Through 1992, Keating mounted a campaign against the Fightback! package and, particularly, against the GST, which he described as an attack on the working class in that it shifted the tax burden from direct taxation of the wealthy to indirect taxation of the mass of consumers. He famously described Hewson as a "feral abacus".

== Interview ==
This assault forced Hewson into a partial backdown, agreeing not to levy the GST on food. However, this concession opened him to charges of weakness and inconsistency, and it also complicated the arithmetic of the taxes and benefits package by reducing the scope for the tax cuts, which were the most attractive elements of the package for middle-class voters. A particular problem was coming up with a precise legal definition for 'food'. The complications of the new package were demonstrated in the interview with Mike Willessee on 3 March 1993 on the Nine Network's A Current Affair, in which Hewson was unable to answer a seemingly straightforward question about whether a birthday cake would cost more or less under a Coalition government. He instead made a series of conditional responses about whether the cake would be decorated, have candles on it, and so on.

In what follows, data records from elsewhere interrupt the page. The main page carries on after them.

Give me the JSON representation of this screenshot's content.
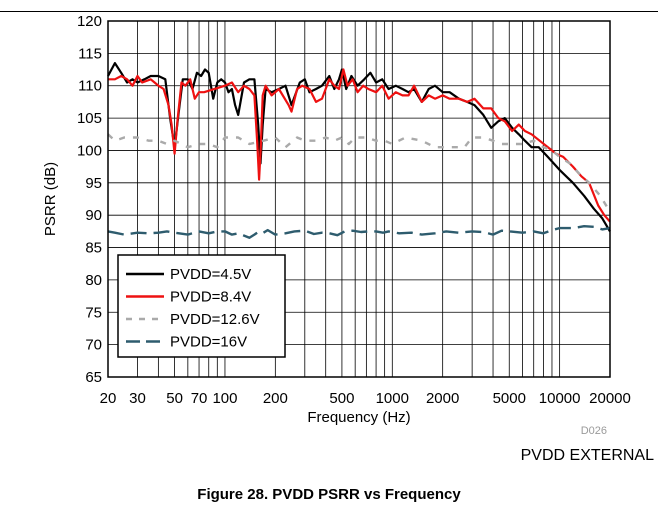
{
  "figure_caption": "Figure 28. PVDD PSRR vs Frequency",
  "doc_id": "D026",
  "chart_data": {
    "type": "line",
    "subtitle": "PVDD EXTERNAL",
    "xlabel": "Frequency (Hz)",
    "ylabel": "PSRR (dB)",
    "x_scale": "log",
    "xlim": [
      20,
      20000
    ],
    "ylim": [
      65,
      120
    ],
    "x_tick_labels": [
      {
        "value": 20,
        "label": "20"
      },
      {
        "value": 30,
        "label": "30"
      },
      {
        "value": 50,
        "label": "50"
      },
      {
        "value": 70,
        "label": "70"
      },
      {
        "value": 100,
        "label": "100"
      },
      {
        "value": 200,
        "label": "200"
      },
      {
        "value": 500,
        "label": "500"
      },
      {
        "value": 1000,
        "label": "1000"
      },
      {
        "value": 2000,
        "label": "2000"
      },
      {
        "value": 5000,
        "label": "5000"
      },
      {
        "value": 10000,
        "label": "10000"
      },
      {
        "value": 20000,
        "label": "20000"
      }
    ],
    "y_ticks": [
      65,
      70,
      75,
      80,
      85,
      90,
      95,
      100,
      105,
      110,
      115,
      120
    ],
    "grid": true,
    "legend_position": "bottom-left",
    "series": [
      {
        "name": "PVDD=4.5V",
        "color": "#000000",
        "dash": "solid",
        "points": [
          [
            20,
            111.5
          ],
          [
            22,
            113.5
          ],
          [
            24,
            112
          ],
          [
            26,
            110.5
          ],
          [
            28,
            111
          ],
          [
            30,
            110.5
          ],
          [
            33,
            111
          ],
          [
            36,
            111.5
          ],
          [
            40,
            111.5
          ],
          [
            44,
            111
          ],
          [
            47,
            105
          ],
          [
            50,
            100.5
          ],
          [
            53,
            106
          ],
          [
            56,
            111
          ],
          [
            60,
            111
          ],
          [
            64,
            109.5
          ],
          [
            68,
            112
          ],
          [
            72,
            111.5
          ],
          [
            76,
            112.5
          ],
          [
            80,
            112
          ],
          [
            85,
            108
          ],
          [
            90,
            110.5
          ],
          [
            95,
            111
          ],
          [
            100,
            110.5
          ],
          [
            105,
            109
          ],
          [
            110,
            109.5
          ],
          [
            115,
            107
          ],
          [
            120,
            105.5
          ],
          [
            130,
            110.5
          ],
          [
            140,
            111
          ],
          [
            150,
            111
          ],
          [
            158,
            104
          ],
          [
            163,
            98
          ],
          [
            168,
            104
          ],
          [
            175,
            109.5
          ],
          [
            190,
            109
          ],
          [
            210,
            109.5
          ],
          [
            230,
            110
          ],
          [
            250,
            107
          ],
          [
            280,
            110.5
          ],
          [
            300,
            111
          ],
          [
            320,
            109
          ],
          [
            350,
            109.5
          ],
          [
            380,
            110
          ],
          [
            420,
            111.5
          ],
          [
            450,
            109.5
          ],
          [
            480,
            111
          ],
          [
            500,
            112.5
          ],
          [
            530,
            109.5
          ],
          [
            570,
            111.5
          ],
          [
            620,
            110
          ],
          [
            680,
            111
          ],
          [
            740,
            112
          ],
          [
            800,
            110.5
          ],
          [
            870,
            111
          ],
          [
            950,
            109.5
          ],
          [
            1050,
            110
          ],
          [
            1150,
            109.5
          ],
          [
            1250,
            109
          ],
          [
            1350,
            109.5
          ],
          [
            1500,
            107.5
          ],
          [
            1650,
            109.5
          ],
          [
            1800,
            110
          ],
          [
            2000,
            109
          ],
          [
            2200,
            109
          ],
          [
            2500,
            108
          ],
          [
            2800,
            107.5
          ],
          [
            3100,
            107
          ],
          [
            3500,
            105.5
          ],
          [
            3900,
            103.5
          ],
          [
            4300,
            104.5
          ],
          [
            4700,
            105
          ],
          [
            5200,
            103.5
          ],
          [
            5700,
            102.5
          ],
          [
            6200,
            101.5
          ],
          [
            6800,
            100.5
          ],
          [
            7500,
            100.5
          ],
          [
            8500,
            99
          ],
          [
            10000,
            97
          ],
          [
            12000,
            95
          ],
          [
            14000,
            93
          ],
          [
            16000,
            91
          ],
          [
            18000,
            89.5
          ],
          [
            20000,
            87.5
          ]
        ]
      },
      {
        "name": "PVDD=8.4V",
        "color": "#ee1111",
        "dash": "solid",
        "points": [
          [
            20,
            111
          ],
          [
            22,
            111
          ],
          [
            24,
            111.5
          ],
          [
            26,
            111
          ],
          [
            28,
            110
          ],
          [
            30,
            111.5
          ],
          [
            32,
            110.5
          ],
          [
            36,
            111
          ],
          [
            38,
            110.5
          ],
          [
            40,
            110
          ],
          [
            43,
            109.5
          ],
          [
            46,
            107
          ],
          [
            48,
            104
          ],
          [
            50,
            99.5
          ],
          [
            52,
            104.5
          ],
          [
            55,
            110.5
          ],
          [
            58,
            110
          ],
          [
            62,
            111
          ],
          [
            66,
            108
          ],
          [
            70,
            109
          ],
          [
            75,
            109
          ],
          [
            100,
            110
          ],
          [
            110,
            110.5
          ],
          [
            120,
            109
          ],
          [
            130,
            110
          ],
          [
            140,
            109.5
          ],
          [
            150,
            108.5
          ],
          [
            156,
            101
          ],
          [
            160,
            95.5
          ],
          [
            164,
            101
          ],
          [
            168,
            108.5
          ],
          [
            175,
            110
          ],
          [
            190,
            108.5
          ],
          [
            210,
            109.5
          ],
          [
            240,
            107
          ],
          [
            250,
            106
          ],
          [
            270,
            109.5
          ],
          [
            290,
            110
          ],
          [
            320,
            109.5
          ],
          [
            350,
            107.5
          ],
          [
            380,
            108
          ],
          [
            420,
            111
          ],
          [
            450,
            110
          ],
          [
            480,
            109.5
          ],
          [
            510,
            112.5
          ],
          [
            540,
            110
          ],
          [
            580,
            111
          ],
          [
            620,
            109
          ],
          [
            670,
            110
          ],
          [
            720,
            109.5
          ],
          [
            800,
            109
          ],
          [
            870,
            110
          ],
          [
            950,
            108
          ],
          [
            1050,
            109
          ],
          [
            1150,
            108.5
          ],
          [
            1250,
            108.5
          ],
          [
            1350,
            110
          ],
          [
            1500,
            107.5
          ],
          [
            1650,
            108.5
          ],
          [
            1800,
            108
          ],
          [
            2000,
            108.5
          ],
          [
            2200,
            108
          ],
          [
            2500,
            108
          ],
          [
            2800,
            107.5
          ],
          [
            3100,
            108
          ],
          [
            3500,
            106.5
          ],
          [
            3900,
            106.5
          ],
          [
            4300,
            105
          ],
          [
            4700,
            104.5
          ],
          [
            5200,
            103
          ],
          [
            5700,
            104
          ],
          [
            6200,
            103
          ],
          [
            6800,
            102.5
          ],
          [
            9000,
            100
          ],
          [
            9500,
            99.5
          ],
          [
            10500,
            99
          ],
          [
            12000,
            97.5
          ],
          [
            13500,
            96
          ],
          [
            15000,
            95
          ],
          [
            17000,
            91.5
          ],
          [
            18500,
            90
          ],
          [
            20000,
            89
          ]
        ]
      },
      {
        "name": "PVDD=12.6V",
        "color": "#aaaaaa",
        "dash": "dashed",
        "points": [
          [
            20,
            102.5
          ],
          [
            22,
            101.5
          ],
          [
            25,
            102
          ],
          [
            30,
            102
          ],
          [
            35,
            101.5
          ],
          [
            40,
            101.5
          ],
          [
            45,
            101
          ],
          [
            50,
            101.5
          ],
          [
            60,
            100.5
          ],
          [
            70,
            101
          ],
          [
            80,
            101
          ],
          [
            90,
            100.5
          ],
          [
            100,
            102
          ],
          [
            120,
            102
          ],
          [
            140,
            101
          ],
          [
            170,
            101.5
          ],
          [
            200,
            102
          ],
          [
            230,
            100.5
          ],
          [
            270,
            102
          ],
          [
            300,
            101.5
          ],
          [
            350,
            101.5
          ],
          [
            400,
            102
          ],
          [
            450,
            101.5
          ],
          [
            500,
            102
          ],
          [
            550,
            101
          ],
          [
            600,
            102
          ],
          [
            700,
            102
          ],
          [
            800,
            101.5
          ],
          [
            900,
            101.5
          ],
          [
            1000,
            101
          ],
          [
            1200,
            102
          ],
          [
            1500,
            101.5
          ],
          [
            1800,
            100.5
          ],
          [
            2200,
            100.5
          ],
          [
            2700,
            100.5
          ],
          [
            3000,
            102
          ],
          [
            3500,
            102
          ],
          [
            4000,
            101.5
          ],
          [
            4500,
            101
          ],
          [
            5000,
            101
          ],
          [
            6000,
            101
          ],
          [
            7000,
            101.5
          ],
          [
            8000,
            100.5
          ],
          [
            9000,
            100
          ],
          [
            10000,
            99
          ],
          [
            11500,
            98
          ],
          [
            13000,
            96.5
          ],
          [
            15000,
            95
          ],
          [
            17500,
            93
          ],
          [
            20000,
            90.5
          ]
        ]
      },
      {
        "name": "PVDD=16V",
        "color": "#2e5c6e",
        "dash": "long-dash",
        "points": [
          [
            20,
            87.5
          ],
          [
            22,
            87.3
          ],
          [
            25,
            87
          ],
          [
            30,
            87.3
          ],
          [
            35,
            87.2
          ],
          [
            40,
            87.3
          ],
          [
            45,
            87.5
          ],
          [
            50,
            87.3
          ],
          [
            60,
            87
          ],
          [
            70,
            87.5
          ],
          [
            80,
            87.2
          ],
          [
            90,
            87.5
          ],
          [
            100,
            87.5
          ],
          [
            110,
            87
          ],
          [
            120,
            87.2
          ],
          [
            140,
            86.5
          ],
          [
            150,
            87
          ],
          [
            160,
            87.5
          ],
          [
            170,
            87.3
          ],
          [
            180,
            87.7
          ],
          [
            200,
            87
          ],
          [
            230,
            87.2
          ],
          [
            260,
            87.5
          ],
          [
            300,
            87.6
          ],
          [
            340,
            87.1
          ],
          [
            380,
            87.3
          ],
          [
            420,
            87.2
          ],
          [
            470,
            86.9
          ],
          [
            520,
            87.5
          ],
          [
            580,
            87.6
          ],
          [
            650,
            87.4
          ],
          [
            720,
            87.5
          ],
          [
            800,
            87.5
          ],
          [
            880,
            87.3
          ],
          [
            950,
            87.5
          ],
          [
            1100,
            87.2
          ],
          [
            1300,
            87.3
          ],
          [
            1500,
            87
          ],
          [
            1800,
            87.2
          ],
          [
            2100,
            87.5
          ],
          [
            2500,
            87.3
          ],
          [
            3000,
            87.5
          ],
          [
            3500,
            87.4
          ],
          [
            4000,
            87
          ],
          [
            4500,
            87.6
          ],
          [
            5000,
            87.5
          ],
          [
            6000,
            87.3
          ],
          [
            7000,
            87.5
          ],
          [
            8000,
            87.2
          ],
          [
            9000,
            87.7
          ],
          [
            10000,
            88
          ],
          [
            12000,
            88
          ],
          [
            14000,
            88.3
          ],
          [
            16000,
            88.2
          ],
          [
            18000,
            87.8
          ],
          [
            20000,
            88
          ]
        ]
      }
    ]
  }
}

Willesee: "If I buy a birthday cake from a cake shop and GST is in place, do I pay more or less for that birthday cake?"

Hewson: "...If it is a cake shop, a cake from a cake shop that has sales tax, and it's decorated and has candles as you say, that attracts sales tax, then of course we scrap the sales tax, before the GST is..."

Willesee: "OK — it's just an example. If the answer to a birthday cake is so complex — you do have a problem with the overall GST?"

== Aftermath ==
The following day, Keating paid a televised visit to a bakery, but the owner told him that although he disliked the proposed GST, taxes under the Labor government already had an adverse effect on his business. Keating appeared surprised that the owner paid both payroll and wholesale sales tax. The Coalition led by Hewson continued to be favoured to win the election on 13 March, with polls until election day predicting a Coalition victory.

However, Hewson was defeated. The birthday cake interview was widely seen as crucial in the loss of what many of his supporters had called an "unloseable election", making his tax proposal seem too complicated and Hewson himself ignorant about it.

After the election Fightback! was declared dead, and Hewson lost the Liberal leadership to Alexander Downer in May 1994 and retired from Parliament in 1995. The GST was dropped from the Liberal Party's agenda until the 1998 election campaign (by which time they had been in government for two years).

In August 2006, Andrew Denton conducted an in-depth interview with Hewson on the ABC TV program Enough Rope. Upon being shown footage of the birthday cake interview, Hewson commented, "Well I answered the question honestly. The answer's actually right. That doesn't count... I should have told him [Willesee] to get stuffed!"